Last week I joined a local darkroom co-operative - The Gate Darkroom in Woolwich, SE London, recently re-located from previous premises in New Cross.
The facilities are impressive - a spacious darkroom with a range of good quality enlargers/lenses to use, from 35mm to 5x4, plus film developing and print processing equipment. There is a strong membership base - from people making their living from photography to rank amateurs such as I - and a regular series of outreach days to local schools and a community programme as well.
When I go I often have the facilities to myself (as a key-holder it's open 24/7) - so far I've been making contact prints of my previously only scanned negatives, but I have started printing individual photos too and my intent is to produce large-size, quality prints of one or two of the shots I have made that warrant the effort and investment.
I have thoroughly enjoyed getting back into a darkroom and completing the picture by producing the prints from my negatives myself.
What I have learned so far:
1. I'm really better off with an AE camera than a manual one - I love my old Leica and Hasselblad but I evidently have not got the hang of exposure metering (too many over and under exposed pictures per roll)
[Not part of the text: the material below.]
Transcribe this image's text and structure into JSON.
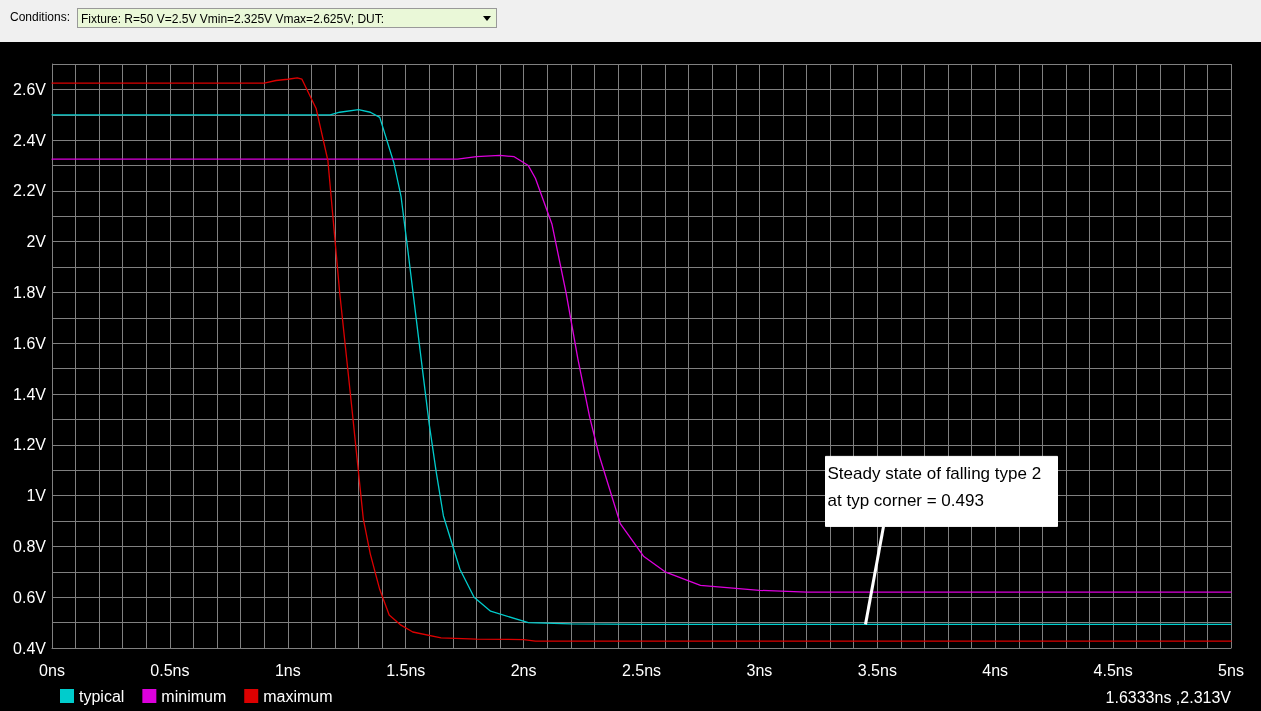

2. I've wasted an awful lot of film - looking back, I often can't recall what I was thinking when I pressed the shutter
3. One day I will take a good photo, but I clearly need more practice
4. I've tried lots and lots of different films, developers, cameras, lenses - but they all merge into a generic mass when it comes to producing a print
5. I'm not done with this yet - the journey continues.
If your'e wedded to scanning and photoshop I thoroughly recommend going back to the darkroom: it's nicer than spending yet more hours in front of a computer screen.